今回選んだIssueは#85401、コードエディターのUIに関する不具合です。

バグを修正するには

まずはIssueの内容を見てみましょう。

ページ内ではバグの動画が添付されています。まとめると「コードのオートコンプリートと関数の定義のヒント」が同時に表示できないのが問題です。

例えばVisual Studioでは同時に表示することができるけど、Godotの内蔵コードエディターではできません。ちょっとめんどくさいですね。

image.png

GitHubの検索機能を使って、キーワードから問題のコードを特定できました。CodeEdit.cppの中にはオートコンプリートと関数の定義のヒントを表示するコードがあるけど、同時に表示できないように設計されています。

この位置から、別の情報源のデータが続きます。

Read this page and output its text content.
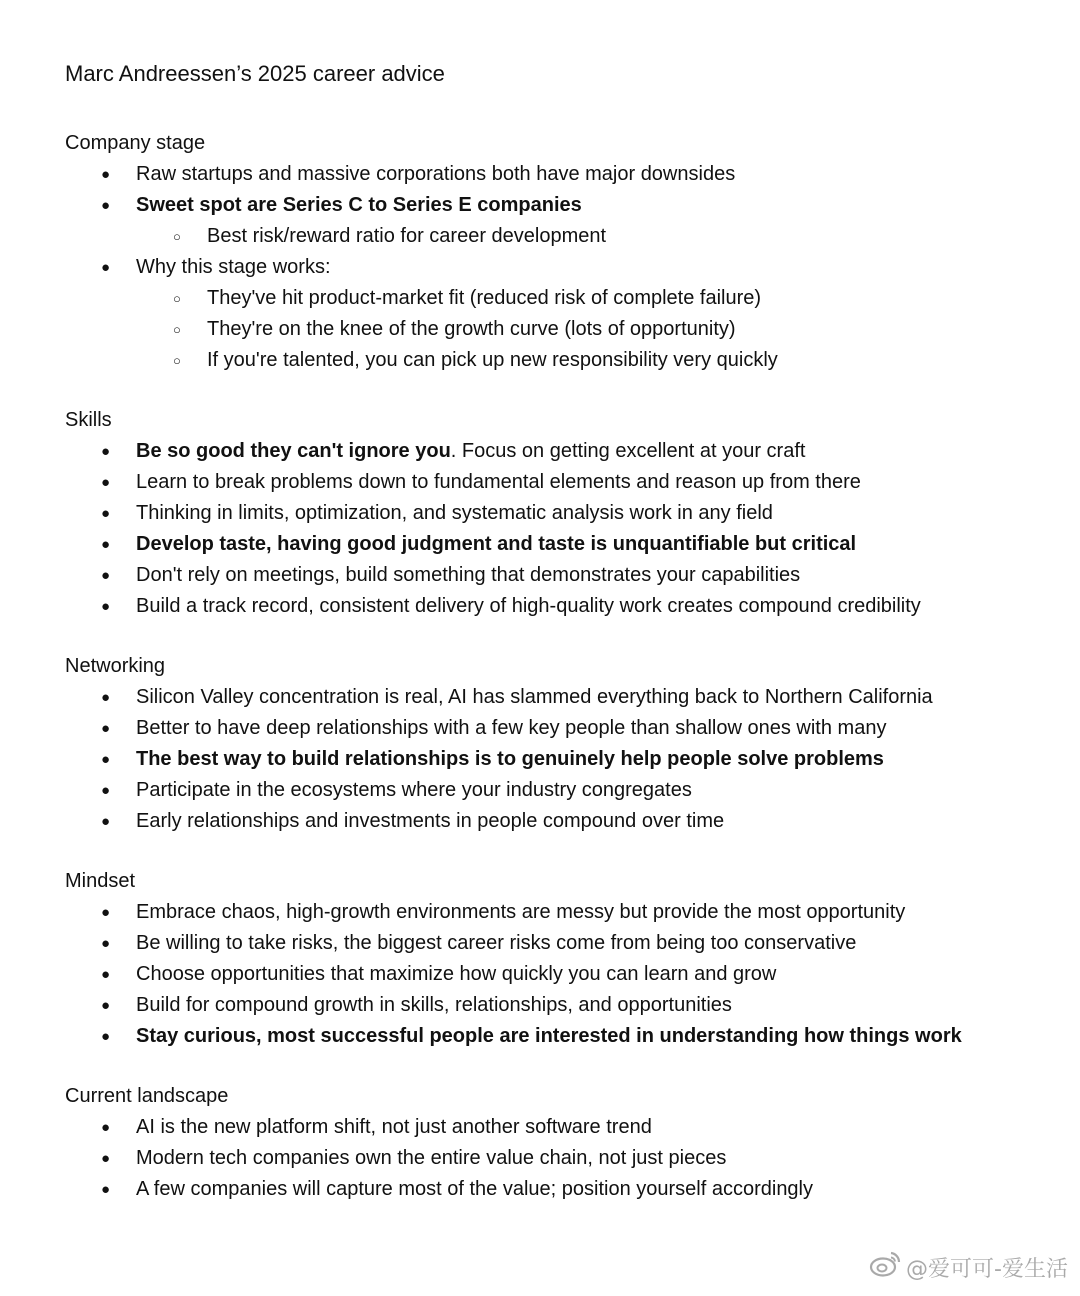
Marc Andreessen’s 2025 career advice
Company stage
● Raw startups and massive corporations both have major downsides
● Sweet spot are Series C to Series E companies
○ Best risk/reward ratio for career development
● Why this stage works:
○ They've hit product-market fit (reduced risk of complete failure)
○ They're on the knee of the growth curve (lots of opportunity)
○ If you're talented, you can pick up new responsibility very quickly
Skills
● Be so good they can't ignore you. Focus on getting excellent at your craft
● Learn to break problems down to fundamental elements and reason up from there
● Thinking in limits, optimization, and systematic analysis work in any field
● Develop taste, having good judgment and taste is unquantifiable but critical
● Don't rely on meetings, build something that demonstrates your capabilities
● Build a track record, consistent delivery of high-quality work creates compound credibility
Networking
● Silicon Valley concentration is real, AI has slammed everything back to Northern California
● Better to have deep relationships with a few key people than shallow ones with many
● The best way to build relationships is to genuinely help people solve problems
● Participate in the ecosystems where your industry congregates
● Early relationships and investments in people compound over time
Mindset
● Embrace chaos, high-growth environments are messy but provide the most opportunity
● Be willing to take risks, the biggest career risks come from being too conservative
● Choose opportunities that maximize how quickly you can learn and grow
● Build for compound growth in skills, relationships, and opportunities
● Stay curious, most successful people are interested in understanding how things work
Current landscape
● AI is the new platform shift, not just another software trend
● Modern tech companies own the entire value chain, not just pieces
● A few companies will capture most of the value; position yourself accordingly
@爱可可-爱生活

よく見ると、オートコンプリートとヒントはどっちも「編集中の行」の上か下かに表示できますし、そのためのコードも見つかりました。一番簡単な修正方法として、ヒントの表示ボックスをオートコンプリートの逆側に表示すればいいのでは?と思って、修正して試しにPRを提出しました。

image.png

ただ、オートコンプリートは関数のパラメーターを入力してる時常にあるわけでもないので、上の場合ではすぐ下のように、関数のヒントが下側に戻って、そして繰り返して、嫌な点滅になります。

image.png

それでレビュアーからもっといい案をもらいました。レビュアーとやり取りしつつ直したら、Visual Studioのような解決案にたどり着きました:
image.png

まだパスしていないけど、かなりいい反響を受けたのでパスできる自信はありますね。

最後に

GodotにPull Requestを提出するのは、ゲームエンジンのプログラマーじゃなくても意外と簡単にできることですね。PRを提出することで、直接に応援したいゲームエンジンにコードを貢献できるし、それにエンジニアとしての能力の証にもなれるので、ご興味があれば、GodotにPull Requestを提出してみませんか?